Many of these organisations are led by individuals whose only thought is the next 6 months. As Warren Buffet, however stated “someone is sitting in the shade today because someone planted a tree a long time ago.” Leadership need to think strategically.
The Recent WannaCry Ransomware attack is a perfect example of the dark side of legacy thinking and systems. Had leadership in those effected organisations made strategic infrastructure investments, replacing existing systems which are vulnerable to attack with modern systems implemented with the correct governance, systems and controls, this attack would not have caused as much harm as it did.
By using RegTech to automate these tactical and manual processes, it streamlines the approach to compliance and reduces risk by closely monitoring regulatory obligations. Vitally, it can lower costs by decreasing the level of resource required to manage the compliance burden.
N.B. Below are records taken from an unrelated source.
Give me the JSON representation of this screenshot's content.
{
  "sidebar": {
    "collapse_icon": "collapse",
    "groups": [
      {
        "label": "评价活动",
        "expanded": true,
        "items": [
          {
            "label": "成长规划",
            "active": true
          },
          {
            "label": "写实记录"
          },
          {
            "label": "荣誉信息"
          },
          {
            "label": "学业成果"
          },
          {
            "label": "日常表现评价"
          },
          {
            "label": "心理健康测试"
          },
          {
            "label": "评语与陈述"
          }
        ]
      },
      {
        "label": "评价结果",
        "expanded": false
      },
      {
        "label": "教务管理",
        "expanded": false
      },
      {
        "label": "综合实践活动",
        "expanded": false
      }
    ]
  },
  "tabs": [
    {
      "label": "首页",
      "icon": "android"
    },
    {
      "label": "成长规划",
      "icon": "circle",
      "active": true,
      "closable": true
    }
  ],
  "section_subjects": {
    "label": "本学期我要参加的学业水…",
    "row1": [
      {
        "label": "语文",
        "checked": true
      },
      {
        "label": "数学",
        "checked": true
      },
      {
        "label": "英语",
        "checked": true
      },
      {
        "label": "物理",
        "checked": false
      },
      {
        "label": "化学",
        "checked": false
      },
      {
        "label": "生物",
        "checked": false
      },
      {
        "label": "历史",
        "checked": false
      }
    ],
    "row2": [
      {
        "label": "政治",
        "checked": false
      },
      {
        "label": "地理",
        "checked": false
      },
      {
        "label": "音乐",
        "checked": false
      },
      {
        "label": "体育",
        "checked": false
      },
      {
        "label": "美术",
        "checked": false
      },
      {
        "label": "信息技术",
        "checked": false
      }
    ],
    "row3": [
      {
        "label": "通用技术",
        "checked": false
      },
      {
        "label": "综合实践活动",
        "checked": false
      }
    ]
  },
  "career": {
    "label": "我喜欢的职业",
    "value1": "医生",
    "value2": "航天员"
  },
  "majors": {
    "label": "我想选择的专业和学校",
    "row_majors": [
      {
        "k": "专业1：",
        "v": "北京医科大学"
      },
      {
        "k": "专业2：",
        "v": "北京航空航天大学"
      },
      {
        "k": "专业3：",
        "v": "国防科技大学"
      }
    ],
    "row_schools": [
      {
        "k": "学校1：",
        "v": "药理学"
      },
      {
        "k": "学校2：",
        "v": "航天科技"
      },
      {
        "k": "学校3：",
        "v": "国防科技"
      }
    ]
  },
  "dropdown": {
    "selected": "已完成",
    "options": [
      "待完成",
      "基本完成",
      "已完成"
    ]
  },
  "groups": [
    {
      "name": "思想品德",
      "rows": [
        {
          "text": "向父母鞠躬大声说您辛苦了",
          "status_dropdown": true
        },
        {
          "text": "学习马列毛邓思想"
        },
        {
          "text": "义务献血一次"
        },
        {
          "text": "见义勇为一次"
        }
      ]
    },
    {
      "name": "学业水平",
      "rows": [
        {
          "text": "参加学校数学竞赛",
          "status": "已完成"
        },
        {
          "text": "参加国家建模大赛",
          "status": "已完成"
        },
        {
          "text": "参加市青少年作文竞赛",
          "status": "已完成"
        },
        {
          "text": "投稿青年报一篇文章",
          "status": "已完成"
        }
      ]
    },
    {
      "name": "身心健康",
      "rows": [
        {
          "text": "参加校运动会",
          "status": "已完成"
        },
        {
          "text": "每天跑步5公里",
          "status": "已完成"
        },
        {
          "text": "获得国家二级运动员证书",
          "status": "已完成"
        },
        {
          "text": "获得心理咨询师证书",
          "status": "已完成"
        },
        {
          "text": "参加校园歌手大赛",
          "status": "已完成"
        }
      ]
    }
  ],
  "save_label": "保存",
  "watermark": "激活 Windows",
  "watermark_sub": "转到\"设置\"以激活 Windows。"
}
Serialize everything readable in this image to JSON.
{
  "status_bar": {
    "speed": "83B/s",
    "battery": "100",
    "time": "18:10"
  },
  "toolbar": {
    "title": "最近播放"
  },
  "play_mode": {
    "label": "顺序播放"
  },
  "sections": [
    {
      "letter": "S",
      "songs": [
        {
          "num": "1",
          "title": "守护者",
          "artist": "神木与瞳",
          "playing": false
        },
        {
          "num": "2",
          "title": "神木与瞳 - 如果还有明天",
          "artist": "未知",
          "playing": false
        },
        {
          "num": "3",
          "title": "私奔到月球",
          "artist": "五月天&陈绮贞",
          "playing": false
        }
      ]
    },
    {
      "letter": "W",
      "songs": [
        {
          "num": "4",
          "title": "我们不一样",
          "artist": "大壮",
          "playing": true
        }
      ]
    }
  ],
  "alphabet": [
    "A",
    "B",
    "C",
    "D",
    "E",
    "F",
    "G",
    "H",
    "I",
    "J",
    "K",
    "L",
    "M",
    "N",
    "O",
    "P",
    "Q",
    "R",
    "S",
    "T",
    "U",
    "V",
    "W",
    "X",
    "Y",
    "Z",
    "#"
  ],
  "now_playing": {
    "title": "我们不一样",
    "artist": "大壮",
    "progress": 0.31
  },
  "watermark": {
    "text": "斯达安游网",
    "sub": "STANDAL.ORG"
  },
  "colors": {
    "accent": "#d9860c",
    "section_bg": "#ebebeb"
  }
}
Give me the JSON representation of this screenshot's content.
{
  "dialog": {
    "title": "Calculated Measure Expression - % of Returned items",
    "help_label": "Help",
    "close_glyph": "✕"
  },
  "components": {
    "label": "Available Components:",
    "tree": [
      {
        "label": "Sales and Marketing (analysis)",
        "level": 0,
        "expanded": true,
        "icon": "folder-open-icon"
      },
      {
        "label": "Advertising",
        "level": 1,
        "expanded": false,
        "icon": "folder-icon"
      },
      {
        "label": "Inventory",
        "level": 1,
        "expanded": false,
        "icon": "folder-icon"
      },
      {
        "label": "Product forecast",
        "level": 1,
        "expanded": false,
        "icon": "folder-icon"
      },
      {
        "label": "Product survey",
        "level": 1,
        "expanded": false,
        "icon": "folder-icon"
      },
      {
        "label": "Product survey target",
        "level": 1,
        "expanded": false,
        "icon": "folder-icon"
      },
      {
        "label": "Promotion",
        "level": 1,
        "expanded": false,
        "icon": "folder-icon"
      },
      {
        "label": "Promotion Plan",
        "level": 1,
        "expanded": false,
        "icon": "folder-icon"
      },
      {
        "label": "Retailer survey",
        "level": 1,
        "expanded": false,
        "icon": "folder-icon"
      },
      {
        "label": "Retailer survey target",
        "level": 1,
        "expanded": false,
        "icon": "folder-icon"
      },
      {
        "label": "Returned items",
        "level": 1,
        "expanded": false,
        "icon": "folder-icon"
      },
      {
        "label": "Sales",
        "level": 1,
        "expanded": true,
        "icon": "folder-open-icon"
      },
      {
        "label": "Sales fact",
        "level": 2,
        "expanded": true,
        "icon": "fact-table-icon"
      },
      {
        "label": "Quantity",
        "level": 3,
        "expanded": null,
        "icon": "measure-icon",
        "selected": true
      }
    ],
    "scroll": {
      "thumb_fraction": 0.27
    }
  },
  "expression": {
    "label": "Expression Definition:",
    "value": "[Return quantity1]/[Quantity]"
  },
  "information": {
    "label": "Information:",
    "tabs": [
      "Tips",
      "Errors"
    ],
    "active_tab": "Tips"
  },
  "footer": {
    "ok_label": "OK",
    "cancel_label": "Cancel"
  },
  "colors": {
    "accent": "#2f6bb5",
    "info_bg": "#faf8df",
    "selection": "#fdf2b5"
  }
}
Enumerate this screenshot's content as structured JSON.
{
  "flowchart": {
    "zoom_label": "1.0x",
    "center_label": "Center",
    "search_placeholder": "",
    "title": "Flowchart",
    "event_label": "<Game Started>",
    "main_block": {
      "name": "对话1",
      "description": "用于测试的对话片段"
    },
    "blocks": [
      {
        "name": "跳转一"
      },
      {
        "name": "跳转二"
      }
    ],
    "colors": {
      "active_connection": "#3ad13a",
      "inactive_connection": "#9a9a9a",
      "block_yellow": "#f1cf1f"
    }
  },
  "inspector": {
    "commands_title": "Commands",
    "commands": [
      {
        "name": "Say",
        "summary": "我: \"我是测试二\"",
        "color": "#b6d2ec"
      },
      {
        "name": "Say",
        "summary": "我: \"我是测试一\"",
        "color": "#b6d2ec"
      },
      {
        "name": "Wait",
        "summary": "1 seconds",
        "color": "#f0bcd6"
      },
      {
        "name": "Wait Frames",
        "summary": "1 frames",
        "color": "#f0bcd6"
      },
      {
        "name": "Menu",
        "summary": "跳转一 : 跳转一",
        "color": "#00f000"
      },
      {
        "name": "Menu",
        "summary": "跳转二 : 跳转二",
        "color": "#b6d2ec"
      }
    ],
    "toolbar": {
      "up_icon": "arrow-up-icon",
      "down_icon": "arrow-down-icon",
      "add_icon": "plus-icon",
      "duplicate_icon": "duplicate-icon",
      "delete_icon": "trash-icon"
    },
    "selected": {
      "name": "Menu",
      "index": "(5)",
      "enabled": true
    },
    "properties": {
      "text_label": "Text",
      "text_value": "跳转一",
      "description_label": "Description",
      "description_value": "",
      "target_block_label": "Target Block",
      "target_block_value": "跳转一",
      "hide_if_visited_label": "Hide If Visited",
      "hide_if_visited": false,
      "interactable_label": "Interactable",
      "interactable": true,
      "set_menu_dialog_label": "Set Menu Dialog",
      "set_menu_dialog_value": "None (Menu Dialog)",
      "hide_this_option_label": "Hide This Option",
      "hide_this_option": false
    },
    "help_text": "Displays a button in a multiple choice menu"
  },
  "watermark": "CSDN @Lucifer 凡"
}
And RegTech can do so much more than just automate processes.
Organisations are using it to conduct data mining and analysis, and provide useful, actionable data to other areas of the business, as well as running more sophisticated aggregated risk-based scenarios for stress-testing, for example.
Deloitte estimates that in 2014 banks in Europe spent €55bn on IT, however only €9bn was spent on new systems. The balance was used to bolt-on more systems to the antiquated existing technologies and simply keep the old technology going.
This is a risky and costly strategy. The colossal resource required to keep existing systems going, patched and secure, coupled with managing the elevated levels of compliance requirements will drain budgets over time. Beyond that, the substantial risk associated with manually sourcing data, or using piecemeal solutions presents the very real risk of noncompliance.
RegTech is not a silver bullet and it is not going to solve all the compliance headaches businesses are suffering from. However, as the ESMA (European Securities Markets Authority) recently stated firms must “embrace RegTech, or drown in regulation”.
RegTech will play a leading role, especially when used to maximum effect. Take, as an example, reporting. We know through our research than this is an industry-wide challenge; on average a firm has 160 reporting requirements under different regulations globally, each with different drivers and usually with different teams producing those reports.
By using RegTech, not only could those team resources be reduced, but the agility and speed with which reports can be produced will ensure compliance deadlines are adhered to. Additionally, resources can then be focused elsewhere, such as on driving innovation and helping to move the company forward.
Rather than focusing on what a burden the regulations are, by using RegTech organisations will see them as an opportunity to get systems, process and data in order, and to use the intelligence and resources to drive the company to greater successes. To take it one step further, I believe regulation does not hinder or stifle innovation - but in fact breeds creativity and innovation.